Edward paused and seemed to think about it for a moment. "No," he said. "I don't suppose you do."

"Come on, Edward. You're a smart guy. Let me put in a word for you with Johnson. I don't know if I can get you a job, but it would be something. Maybe it would help get you into graduate school or"
"Thanks all the same, Jim," Edward said, "but like I said before, all I really want to do is make burritos."

Jim took the last bite of his burrito and put the foil in the same waste receptacle that Edward had put his. Edward looked at his watch and said, "I'd better get back to work. Good to see you, Jim.

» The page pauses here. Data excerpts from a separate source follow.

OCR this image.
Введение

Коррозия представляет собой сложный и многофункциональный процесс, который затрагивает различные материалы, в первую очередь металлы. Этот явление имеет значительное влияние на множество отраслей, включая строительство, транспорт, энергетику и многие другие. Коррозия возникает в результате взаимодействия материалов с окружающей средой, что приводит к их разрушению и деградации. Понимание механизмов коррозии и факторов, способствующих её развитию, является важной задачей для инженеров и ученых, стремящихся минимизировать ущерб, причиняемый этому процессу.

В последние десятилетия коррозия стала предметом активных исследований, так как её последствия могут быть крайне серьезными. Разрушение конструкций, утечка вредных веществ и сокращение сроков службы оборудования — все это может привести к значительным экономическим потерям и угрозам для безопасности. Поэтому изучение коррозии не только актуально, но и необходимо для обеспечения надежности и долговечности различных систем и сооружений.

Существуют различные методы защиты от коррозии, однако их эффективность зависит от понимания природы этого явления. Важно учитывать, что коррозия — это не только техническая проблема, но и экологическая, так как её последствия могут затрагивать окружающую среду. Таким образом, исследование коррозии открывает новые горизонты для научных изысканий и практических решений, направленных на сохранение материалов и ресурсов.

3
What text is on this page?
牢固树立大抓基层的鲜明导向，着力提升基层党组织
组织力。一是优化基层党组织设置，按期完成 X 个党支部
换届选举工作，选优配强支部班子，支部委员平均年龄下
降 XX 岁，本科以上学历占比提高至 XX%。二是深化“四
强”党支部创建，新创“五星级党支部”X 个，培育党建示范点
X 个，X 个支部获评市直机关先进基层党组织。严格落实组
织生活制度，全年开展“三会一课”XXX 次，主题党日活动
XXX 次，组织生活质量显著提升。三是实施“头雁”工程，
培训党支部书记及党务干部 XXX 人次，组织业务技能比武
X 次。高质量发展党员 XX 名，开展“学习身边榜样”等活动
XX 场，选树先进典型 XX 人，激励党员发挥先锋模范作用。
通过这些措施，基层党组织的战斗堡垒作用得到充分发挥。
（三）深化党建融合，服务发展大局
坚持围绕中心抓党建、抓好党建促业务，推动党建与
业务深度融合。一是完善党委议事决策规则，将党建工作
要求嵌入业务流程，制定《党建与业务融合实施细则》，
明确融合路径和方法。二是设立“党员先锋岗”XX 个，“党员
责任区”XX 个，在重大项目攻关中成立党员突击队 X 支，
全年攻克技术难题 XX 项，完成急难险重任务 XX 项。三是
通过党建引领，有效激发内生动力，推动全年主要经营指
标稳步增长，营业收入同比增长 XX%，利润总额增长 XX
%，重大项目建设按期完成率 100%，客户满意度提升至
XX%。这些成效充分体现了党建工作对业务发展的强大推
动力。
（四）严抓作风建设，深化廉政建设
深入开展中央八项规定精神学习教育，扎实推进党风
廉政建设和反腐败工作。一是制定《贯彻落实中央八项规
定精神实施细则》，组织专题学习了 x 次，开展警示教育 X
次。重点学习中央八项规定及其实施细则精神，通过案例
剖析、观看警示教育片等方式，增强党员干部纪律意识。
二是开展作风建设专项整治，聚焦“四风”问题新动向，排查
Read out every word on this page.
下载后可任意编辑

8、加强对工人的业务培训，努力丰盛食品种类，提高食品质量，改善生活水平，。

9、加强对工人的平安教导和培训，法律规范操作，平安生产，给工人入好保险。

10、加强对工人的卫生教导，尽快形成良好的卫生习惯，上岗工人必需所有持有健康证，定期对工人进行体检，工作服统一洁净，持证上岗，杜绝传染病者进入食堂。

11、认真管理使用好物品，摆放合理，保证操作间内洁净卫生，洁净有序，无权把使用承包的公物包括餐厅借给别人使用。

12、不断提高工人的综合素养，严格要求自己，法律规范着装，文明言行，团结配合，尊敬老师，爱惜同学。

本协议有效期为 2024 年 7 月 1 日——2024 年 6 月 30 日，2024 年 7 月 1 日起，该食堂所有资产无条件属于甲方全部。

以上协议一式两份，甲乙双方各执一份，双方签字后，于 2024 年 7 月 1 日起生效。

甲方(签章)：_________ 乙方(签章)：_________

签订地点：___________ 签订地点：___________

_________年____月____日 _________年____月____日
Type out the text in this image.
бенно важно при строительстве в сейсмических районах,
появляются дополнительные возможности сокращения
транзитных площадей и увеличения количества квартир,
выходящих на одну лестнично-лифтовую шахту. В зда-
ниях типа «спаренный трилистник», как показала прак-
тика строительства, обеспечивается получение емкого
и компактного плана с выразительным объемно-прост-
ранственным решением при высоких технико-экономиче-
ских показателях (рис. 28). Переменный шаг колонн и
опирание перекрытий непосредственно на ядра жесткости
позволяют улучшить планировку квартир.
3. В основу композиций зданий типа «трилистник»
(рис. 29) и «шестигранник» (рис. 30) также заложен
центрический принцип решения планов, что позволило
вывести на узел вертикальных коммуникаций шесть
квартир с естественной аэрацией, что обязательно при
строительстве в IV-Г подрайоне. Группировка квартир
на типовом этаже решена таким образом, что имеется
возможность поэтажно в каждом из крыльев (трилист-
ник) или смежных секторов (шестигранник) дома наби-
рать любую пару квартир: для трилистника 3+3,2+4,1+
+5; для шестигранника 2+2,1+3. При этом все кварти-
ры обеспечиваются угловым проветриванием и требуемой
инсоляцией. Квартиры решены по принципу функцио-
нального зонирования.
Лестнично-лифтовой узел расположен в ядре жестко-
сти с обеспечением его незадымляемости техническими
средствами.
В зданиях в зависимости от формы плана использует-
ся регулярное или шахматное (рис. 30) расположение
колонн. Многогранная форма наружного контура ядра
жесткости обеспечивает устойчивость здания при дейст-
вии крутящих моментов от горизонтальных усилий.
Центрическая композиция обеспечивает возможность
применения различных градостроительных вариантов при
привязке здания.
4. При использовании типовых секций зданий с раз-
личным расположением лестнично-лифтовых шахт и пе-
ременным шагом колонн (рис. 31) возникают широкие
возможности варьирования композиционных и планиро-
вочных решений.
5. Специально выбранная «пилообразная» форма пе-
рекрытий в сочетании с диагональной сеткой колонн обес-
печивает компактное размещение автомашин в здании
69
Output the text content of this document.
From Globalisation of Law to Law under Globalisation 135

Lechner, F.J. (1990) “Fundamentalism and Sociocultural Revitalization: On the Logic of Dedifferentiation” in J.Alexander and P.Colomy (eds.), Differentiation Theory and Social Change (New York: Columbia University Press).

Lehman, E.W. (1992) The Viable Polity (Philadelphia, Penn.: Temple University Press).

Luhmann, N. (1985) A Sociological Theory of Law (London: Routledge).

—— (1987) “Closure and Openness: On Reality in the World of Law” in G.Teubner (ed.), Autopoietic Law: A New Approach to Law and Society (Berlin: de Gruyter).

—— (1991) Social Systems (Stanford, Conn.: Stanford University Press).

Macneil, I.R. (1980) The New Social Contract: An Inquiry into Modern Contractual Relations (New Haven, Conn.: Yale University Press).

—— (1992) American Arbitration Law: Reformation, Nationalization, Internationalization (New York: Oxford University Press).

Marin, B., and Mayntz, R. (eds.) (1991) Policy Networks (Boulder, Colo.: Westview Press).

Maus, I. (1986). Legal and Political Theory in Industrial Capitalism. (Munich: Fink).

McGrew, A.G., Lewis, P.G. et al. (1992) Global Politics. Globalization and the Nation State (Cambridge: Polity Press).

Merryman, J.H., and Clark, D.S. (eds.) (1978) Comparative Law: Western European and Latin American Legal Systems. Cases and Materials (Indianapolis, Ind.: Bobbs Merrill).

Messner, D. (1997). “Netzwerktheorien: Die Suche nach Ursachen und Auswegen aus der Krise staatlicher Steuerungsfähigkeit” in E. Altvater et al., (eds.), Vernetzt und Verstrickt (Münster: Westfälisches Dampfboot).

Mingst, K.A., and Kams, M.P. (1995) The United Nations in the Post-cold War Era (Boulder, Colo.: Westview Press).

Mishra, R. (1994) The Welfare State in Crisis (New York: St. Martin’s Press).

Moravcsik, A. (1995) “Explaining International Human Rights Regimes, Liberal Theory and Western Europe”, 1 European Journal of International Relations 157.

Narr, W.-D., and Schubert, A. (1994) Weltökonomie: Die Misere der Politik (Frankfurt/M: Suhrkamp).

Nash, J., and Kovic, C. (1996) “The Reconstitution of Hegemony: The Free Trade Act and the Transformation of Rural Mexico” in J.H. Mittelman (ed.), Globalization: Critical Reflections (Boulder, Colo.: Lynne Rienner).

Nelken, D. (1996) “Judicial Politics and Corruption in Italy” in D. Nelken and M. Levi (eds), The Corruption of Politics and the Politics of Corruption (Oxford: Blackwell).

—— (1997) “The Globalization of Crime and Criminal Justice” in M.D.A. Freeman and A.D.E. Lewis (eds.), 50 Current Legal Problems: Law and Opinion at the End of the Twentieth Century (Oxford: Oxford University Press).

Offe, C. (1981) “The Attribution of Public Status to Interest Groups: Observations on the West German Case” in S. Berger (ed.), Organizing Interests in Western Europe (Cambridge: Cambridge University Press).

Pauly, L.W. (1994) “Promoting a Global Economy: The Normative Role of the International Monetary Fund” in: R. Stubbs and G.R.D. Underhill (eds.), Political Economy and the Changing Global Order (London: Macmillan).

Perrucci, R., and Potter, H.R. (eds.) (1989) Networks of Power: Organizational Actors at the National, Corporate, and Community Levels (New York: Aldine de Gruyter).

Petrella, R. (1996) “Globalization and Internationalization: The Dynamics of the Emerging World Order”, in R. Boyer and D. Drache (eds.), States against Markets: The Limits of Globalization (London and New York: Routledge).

Stop by again soon." He stood up and turned to walk way, but Jim stopped him.

"Edward," said Jim. "Just consider this. Only half of the population goes to college. Do you know how many people would kill to have an education like yours? Hell, do you know how many people who went to college would kill to have a degree from the place we got ours?"

Edward smiled the same genuine smile as before. "Maybe those people should be making burritos," he said.